Et d’ajouter : « au fil du temps, porter un classeur devenait compliqué. Mes articulations se rappelaient à mon bon souvenir toute la journée, mais je souffrais en silence. J’étais consciente qu’en avouant ce que je vivais vraiment, j’aurais pu bénéficier d’aménagements. Peut-être même d’un reclassement professionnel, mais je n’osais pas parler, surtout après avoir été discrète si longtemps, par peur de ne pas être comprise, et pire encore , licenciée ». Le matin, Barbara avait pris l’habitude de mettre son alarme très tôt, pour laisser le temps à son corps de se dérouiller. « Au réveil, mes articulations sont raides et douloureuses. Il leur faut au moins une heure pour dégonfler. J’ai pris l’habitude de m’habiller avec des vêtements amples, faciles à enfiler, et des chaussures sans lacets », détaille-t-elle. Autre réflexe de survie : régler au maximum les problèmes par téléphone : « taper sur un clavier n’est pas aisé pour moi. J’y parviens plus ou moins bien selon les jours. En revanche, parler n’est absolument pas un problème. J’ai donc toujours tenté de gérer les différents sujets à l’oral plus que par l’écrit, bien que consciente de l’importance de laisser des traces ».
… mais des déboires de plus en plus fréquents…

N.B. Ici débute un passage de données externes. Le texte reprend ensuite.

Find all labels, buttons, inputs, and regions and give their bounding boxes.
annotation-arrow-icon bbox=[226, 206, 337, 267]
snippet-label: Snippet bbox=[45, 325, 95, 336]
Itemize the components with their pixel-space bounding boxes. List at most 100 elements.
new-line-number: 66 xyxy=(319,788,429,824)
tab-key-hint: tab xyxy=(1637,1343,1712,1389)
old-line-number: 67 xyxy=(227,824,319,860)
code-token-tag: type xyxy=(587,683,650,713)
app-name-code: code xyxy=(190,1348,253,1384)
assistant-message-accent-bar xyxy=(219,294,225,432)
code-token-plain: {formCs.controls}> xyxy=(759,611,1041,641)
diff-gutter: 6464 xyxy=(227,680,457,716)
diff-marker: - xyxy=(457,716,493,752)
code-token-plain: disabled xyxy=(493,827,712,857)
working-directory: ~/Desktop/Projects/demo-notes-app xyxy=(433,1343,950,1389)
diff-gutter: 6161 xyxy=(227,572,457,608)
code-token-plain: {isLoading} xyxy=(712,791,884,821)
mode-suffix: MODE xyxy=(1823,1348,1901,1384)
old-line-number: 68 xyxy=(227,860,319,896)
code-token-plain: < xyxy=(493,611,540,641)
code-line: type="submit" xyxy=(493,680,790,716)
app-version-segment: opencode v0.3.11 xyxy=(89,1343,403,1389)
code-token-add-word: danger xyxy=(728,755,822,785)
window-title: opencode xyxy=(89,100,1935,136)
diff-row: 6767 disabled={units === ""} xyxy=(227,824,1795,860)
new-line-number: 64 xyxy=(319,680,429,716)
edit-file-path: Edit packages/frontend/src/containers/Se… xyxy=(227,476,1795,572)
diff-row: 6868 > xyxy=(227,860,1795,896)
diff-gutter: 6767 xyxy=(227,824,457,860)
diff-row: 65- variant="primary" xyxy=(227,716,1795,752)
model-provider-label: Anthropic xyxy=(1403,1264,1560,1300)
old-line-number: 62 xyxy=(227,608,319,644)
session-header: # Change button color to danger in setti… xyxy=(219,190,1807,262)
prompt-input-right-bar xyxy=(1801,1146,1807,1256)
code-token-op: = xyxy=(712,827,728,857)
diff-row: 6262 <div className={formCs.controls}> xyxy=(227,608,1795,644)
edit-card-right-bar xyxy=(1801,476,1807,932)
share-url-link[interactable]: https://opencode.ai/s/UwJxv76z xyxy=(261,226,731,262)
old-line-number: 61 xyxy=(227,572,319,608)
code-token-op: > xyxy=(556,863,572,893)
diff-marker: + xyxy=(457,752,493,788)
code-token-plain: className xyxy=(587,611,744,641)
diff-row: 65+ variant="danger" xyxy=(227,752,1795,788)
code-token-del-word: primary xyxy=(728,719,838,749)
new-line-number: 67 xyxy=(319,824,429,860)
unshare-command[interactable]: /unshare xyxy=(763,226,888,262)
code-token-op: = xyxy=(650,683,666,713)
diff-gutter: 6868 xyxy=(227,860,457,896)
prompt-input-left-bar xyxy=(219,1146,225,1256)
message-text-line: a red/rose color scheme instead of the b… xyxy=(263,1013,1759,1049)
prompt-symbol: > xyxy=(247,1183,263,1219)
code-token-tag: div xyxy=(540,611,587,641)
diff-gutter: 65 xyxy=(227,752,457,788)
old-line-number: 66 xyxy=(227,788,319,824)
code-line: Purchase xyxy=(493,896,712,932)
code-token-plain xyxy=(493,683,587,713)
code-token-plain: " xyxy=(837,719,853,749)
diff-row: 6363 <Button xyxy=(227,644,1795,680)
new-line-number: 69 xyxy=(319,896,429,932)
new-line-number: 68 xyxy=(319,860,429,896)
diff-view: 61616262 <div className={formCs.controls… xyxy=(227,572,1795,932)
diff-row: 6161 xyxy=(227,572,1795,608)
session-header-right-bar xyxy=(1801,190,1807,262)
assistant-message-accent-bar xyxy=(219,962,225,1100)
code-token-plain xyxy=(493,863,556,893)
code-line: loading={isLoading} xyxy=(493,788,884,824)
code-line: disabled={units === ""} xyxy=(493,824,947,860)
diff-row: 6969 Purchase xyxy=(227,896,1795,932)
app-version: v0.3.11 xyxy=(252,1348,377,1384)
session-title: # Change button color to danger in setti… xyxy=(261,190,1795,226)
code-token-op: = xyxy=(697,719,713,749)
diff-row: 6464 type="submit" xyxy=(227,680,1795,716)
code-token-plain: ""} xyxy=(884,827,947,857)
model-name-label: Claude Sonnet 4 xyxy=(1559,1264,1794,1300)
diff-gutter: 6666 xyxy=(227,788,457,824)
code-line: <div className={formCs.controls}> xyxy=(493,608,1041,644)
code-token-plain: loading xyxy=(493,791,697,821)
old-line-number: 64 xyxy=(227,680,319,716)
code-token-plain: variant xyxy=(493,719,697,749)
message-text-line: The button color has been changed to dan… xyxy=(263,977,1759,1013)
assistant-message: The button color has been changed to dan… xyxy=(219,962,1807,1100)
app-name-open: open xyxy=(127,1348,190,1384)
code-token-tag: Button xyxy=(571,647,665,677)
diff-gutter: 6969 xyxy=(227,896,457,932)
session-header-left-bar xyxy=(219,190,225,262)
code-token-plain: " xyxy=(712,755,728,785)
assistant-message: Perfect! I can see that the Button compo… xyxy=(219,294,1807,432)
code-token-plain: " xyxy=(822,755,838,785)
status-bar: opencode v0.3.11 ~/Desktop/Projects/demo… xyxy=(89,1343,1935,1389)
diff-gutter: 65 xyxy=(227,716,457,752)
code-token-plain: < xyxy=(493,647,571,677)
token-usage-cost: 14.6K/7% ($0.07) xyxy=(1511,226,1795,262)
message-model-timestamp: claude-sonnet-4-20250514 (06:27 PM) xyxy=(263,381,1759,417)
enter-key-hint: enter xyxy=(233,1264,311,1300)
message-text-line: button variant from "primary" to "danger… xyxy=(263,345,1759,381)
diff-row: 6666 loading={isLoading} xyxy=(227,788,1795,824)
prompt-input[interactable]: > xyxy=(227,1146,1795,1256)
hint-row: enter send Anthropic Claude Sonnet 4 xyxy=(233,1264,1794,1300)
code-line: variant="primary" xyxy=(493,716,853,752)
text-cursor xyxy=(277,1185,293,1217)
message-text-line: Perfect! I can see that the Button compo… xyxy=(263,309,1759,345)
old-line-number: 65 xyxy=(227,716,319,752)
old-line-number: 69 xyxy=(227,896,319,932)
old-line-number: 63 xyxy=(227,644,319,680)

Au fil des années, sa polyarthrite rhumatoïde a évolué, rendant les alibis plus difficiles. Un jour, une de ses collègues s’est aperçue que les boutons de son pull s’étaient détachés. « Seul hic : ils étaient dans son dos. Elle m’a donc demandé de l’aider, mais c’est tombé un jour où je ne pouvais rien faire avec mes doigts. J’ai botté en touche, faisant semblant de me souvenir que je devais filer voir la responsable de la comptabilité, et l’enjoignant à demander à quelqu’un d’autre, avec la peur d’être démasquée. C’est passé pour cette fois », se souvient Barbara. Autre mésaventure bien plus grave : son patron lui a demandé de rédiger un mail en urgence pour finaliser un contrat. De la même façon, cette journée-là, elle se sentait inopérante, en tout cas du point de vue articulaire. « Je lui ai promis de m’en occuper. Je suis allée aux toilettes, où j’ai laissé un message vocal à ma sœur, qui est au passage ma meilleure amie, pour lui dicter un texte à m’envoyer au plus vite sur mon mail personnel. Je suis parvenue à faire un copier-coller dans les temps, mais cette expérience a été un déclic », raconte-t-elle. Dans les jours qui ont suivi, elle a vécu une poussée. La seconde de sa vie et un souvenir pénible. À partir de ce moment-là, Barbara a su qu’elle ne pourrait pas continuer longtemps à jouer la carte de la dissimulation.
… jusqu’à l’aveu salutaire
« J’ai pris rendez-vous avec mon boss, et j’ai tout balancé ; se souvient-elle, le sourire aux lèvres. Il a eu l’air très surpris, mais il se trouve qu’il avait une tante, concernée par cette même maladie. De ce fait, il était conscient des limites auxquelles sont confrontés les patients. Il m’a d’ailleurs dit qu’il était assez admiratif de ce que j’avais réussi à entreprendre, malgré les douleurs, la fatigue et les raideurs ». Par la suite, Barbara a pu bénéficier, grâce à l’appui des services RH, de différentes adaptations, à commencer par un poste de travail plus ergonomique, avec une nouvelle souris et un fauteuil à roulettes inclinable.
Pour écrire certains documents, je pouvais bénéficier quelques heures par semaine de l’aide d’une assistante de direction. Le matin, j’ai eu la possibilité d’arriver plus tard, ce qui m’a permis de dormir un peu plus longtemps, et d’arriver plus reposée. Nous sommes à présent en train d’envisager la mise en place d’un mi-temps thérapeutique », explique-t-elle.
Barbara s’est sentie immensément soulagée d’avoir parlé : « Il faut dire que j’ai eu beaucoup de chance d’avoir été entendue. J’ai trouvé mes interlocuteurs très bienveillants, même s’ils n’ont pas compris que je ne me sois pas confiée plus tôt. Si c’était à refaire, j’en parlerai tout de suite », conclut Barbara.